Jack Perkowski, renowned China expert, will be speaking at China Investment Summit in London on 25-28 Oct.
The Summit will bring together European and institutional investors, sovereign wealth funds, banks, fund managers, regulators and others seeking to access investment opportunities in China. Jack will be speaking at the Summit, along with Jing Ulrich, head of China research at JP Morgan, James Kynge, editor of The Financial Times’s China Confidential and author of bestseller China Shakes the World, Marc Faber, author of The Gloom Boom & Doom Report, and many, many other notable speakers.
In advance of the Summit, below are some Q&As from Jack for the event official website.
What will be the top three drivers in China’s economy be in 2012?
As always, the Chinese government will head the list of economic drivers as it continues to make large investments in key sectors such as power generation, transportation, health care and renewable energy. Moreover, China operates under a five-year planning cycle, and 2012 will be the second year of the country’s 12th Five-Year Plan, covering the years 2011 to 2015. This is important, because the second, third and fourth years in China’s five-year plans typically have the highest spending levels. Because a new five-year plan in China is not approved until the National People’s Congress, the country’s top legislature, meets in March, the first year (2011 in this case) only has a partial-year effect. By year five, the country’s investment programs are winding down and the government bureaus are beginning work on the next plan, leaving the middle years as the most active, from an investment point of view.
Foreign direct investment (FDI) will also continue to drive China’s economy. According to a United Nations report, China was the second-largest recipient of FDI in 2009, attracting $95 billion, behind the U.S. with $130 billion. FDI rose to a record $105.7 billion in 2010, and is up another 18.6 percent through the first seven months of this year. As the world’s fastest-growing large economy, corporations from all over the world will continue to invest ever-increasing amounts in the country in order to secure their share of the China market.
Finally, consumer spending continues to rise in China and is becoming an important economic driver for the country as a whole.
China is now the largest automotive market in the world by far, and the long lines at the Apple store in Beijing, the crowded restaurants, and the robust sales of fashion items all tell the same story — Chinese consumers are on a spending spree.

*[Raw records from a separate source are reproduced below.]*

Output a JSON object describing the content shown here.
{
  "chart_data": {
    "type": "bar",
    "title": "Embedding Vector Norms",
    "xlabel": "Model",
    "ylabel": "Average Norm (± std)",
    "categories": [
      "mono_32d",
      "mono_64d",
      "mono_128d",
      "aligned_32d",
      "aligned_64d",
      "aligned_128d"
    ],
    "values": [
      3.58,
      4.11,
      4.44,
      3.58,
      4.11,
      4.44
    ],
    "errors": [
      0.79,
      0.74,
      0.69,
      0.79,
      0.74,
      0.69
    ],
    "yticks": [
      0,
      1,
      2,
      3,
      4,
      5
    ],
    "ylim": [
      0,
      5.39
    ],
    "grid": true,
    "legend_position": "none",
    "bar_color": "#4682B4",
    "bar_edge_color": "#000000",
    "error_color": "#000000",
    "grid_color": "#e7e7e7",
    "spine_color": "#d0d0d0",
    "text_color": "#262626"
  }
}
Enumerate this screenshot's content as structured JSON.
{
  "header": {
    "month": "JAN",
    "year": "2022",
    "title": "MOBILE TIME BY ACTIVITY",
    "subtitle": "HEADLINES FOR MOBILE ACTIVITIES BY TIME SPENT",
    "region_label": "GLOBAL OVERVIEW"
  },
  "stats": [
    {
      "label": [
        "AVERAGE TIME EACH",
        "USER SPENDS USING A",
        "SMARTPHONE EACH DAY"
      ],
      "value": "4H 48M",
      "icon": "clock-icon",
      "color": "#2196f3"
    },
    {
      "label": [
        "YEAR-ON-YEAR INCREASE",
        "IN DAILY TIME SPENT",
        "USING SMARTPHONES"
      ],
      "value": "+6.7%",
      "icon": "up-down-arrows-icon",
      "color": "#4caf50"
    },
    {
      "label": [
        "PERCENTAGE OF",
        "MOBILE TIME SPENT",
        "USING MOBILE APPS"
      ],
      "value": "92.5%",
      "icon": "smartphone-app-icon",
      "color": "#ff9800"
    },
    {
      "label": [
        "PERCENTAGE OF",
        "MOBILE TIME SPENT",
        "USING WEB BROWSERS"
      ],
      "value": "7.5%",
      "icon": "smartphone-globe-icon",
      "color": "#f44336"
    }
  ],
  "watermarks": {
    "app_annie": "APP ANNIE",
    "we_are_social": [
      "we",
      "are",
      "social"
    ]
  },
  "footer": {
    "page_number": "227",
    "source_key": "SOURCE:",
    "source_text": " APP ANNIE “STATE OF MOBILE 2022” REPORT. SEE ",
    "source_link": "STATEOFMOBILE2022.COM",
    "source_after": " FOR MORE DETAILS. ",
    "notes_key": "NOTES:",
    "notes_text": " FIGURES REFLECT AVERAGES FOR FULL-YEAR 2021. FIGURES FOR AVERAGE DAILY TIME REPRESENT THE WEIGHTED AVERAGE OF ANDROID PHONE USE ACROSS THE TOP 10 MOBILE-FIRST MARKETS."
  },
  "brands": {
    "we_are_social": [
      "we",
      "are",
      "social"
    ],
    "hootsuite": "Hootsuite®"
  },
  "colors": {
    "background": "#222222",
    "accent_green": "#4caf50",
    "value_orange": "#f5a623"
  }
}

What are the three asset classes experiencing the most growth in China today?
As a category, alternative investments — ranging from direct investments by foreign corporations in Chinese joint ventures and wholly owned facilities, to investments by private equity firms in all sectors of the economy — will continue to be the best way to invest large amounts of capital in China. Ask any foreign private equity firm, and they will tell you that they would like to find more investments in the country.
Despite the negative press it has received lately, real estate will also continue to be one of the fastest growing asset classes. While the property markets — and prices – have been red hot in Beijing, Shanghai and other Tier 1 cities, a growing economy will require more commercial and industrial space, and China’s large population will need more housing. This is particularly true in China’s Tier 2, 3 and 4 cities where many experts believe the greatest growth in China will occur in the next 10 years. China’s tightening measures are creating unprecedented opportunities in real estate for foreign investors. According to CBRE Research China, about 45 percent of real estate investment deals in China in the first half of 2011 were made by overseas institutional investors, much of that in China’s smaller cities.
Finally, demand for common stocks continues to build. In 2010, a total of 321 companies went public on Shenzhen’s SME and ChiNext (GEM) boards, raising a total of nearly RMB 300 billion ($46 billion) in funds. The number of companies that listed was more than three times the 90 companies that listed in 2009, and the capital raised was almost five times the RMB 62.8 billion ($9.7 billion) that was raised in the previous year. An additional 150 companies have already listed in 2011, and more will be sure to join the ranks of publicly listed companies in 2012.
What are the three biggest challenges that foreign investors will face in 2012 when entering the Chinese market?
The biggest challenge that foreign investors will face when entering the China market in 2012 is the intense competition that exists for good deals. While the Chinese economy is growing, and more and more interesting companies are being created every year, the demand for good deals is growing even faster. Global investors would like to invest more in China, and they are now finding themselves in competition with an ever-increasing number of local investors that know the landscape and have substantial funds to invest.
As evidenced by the devastation of the market values of U.S.-listed Chinese companies that has occurred, overcoming the information and credibility gaps that exist between China and the rest of the world will continue to be a major challenge for foreign investors. Without a major local presence — or access to a trusted and reliable organization that has one — it is very difficult for foreign investors to really know what is going on with respect to their investments in China.
While much progress has been made, corporate governance will also continue to be a major challenge. Many Chinese management teams that are taking their companies public in China or in overseas capital markets do not understand what is required to run a publicly listed company. More often not, the results are frustrated management teams and disappointed investors.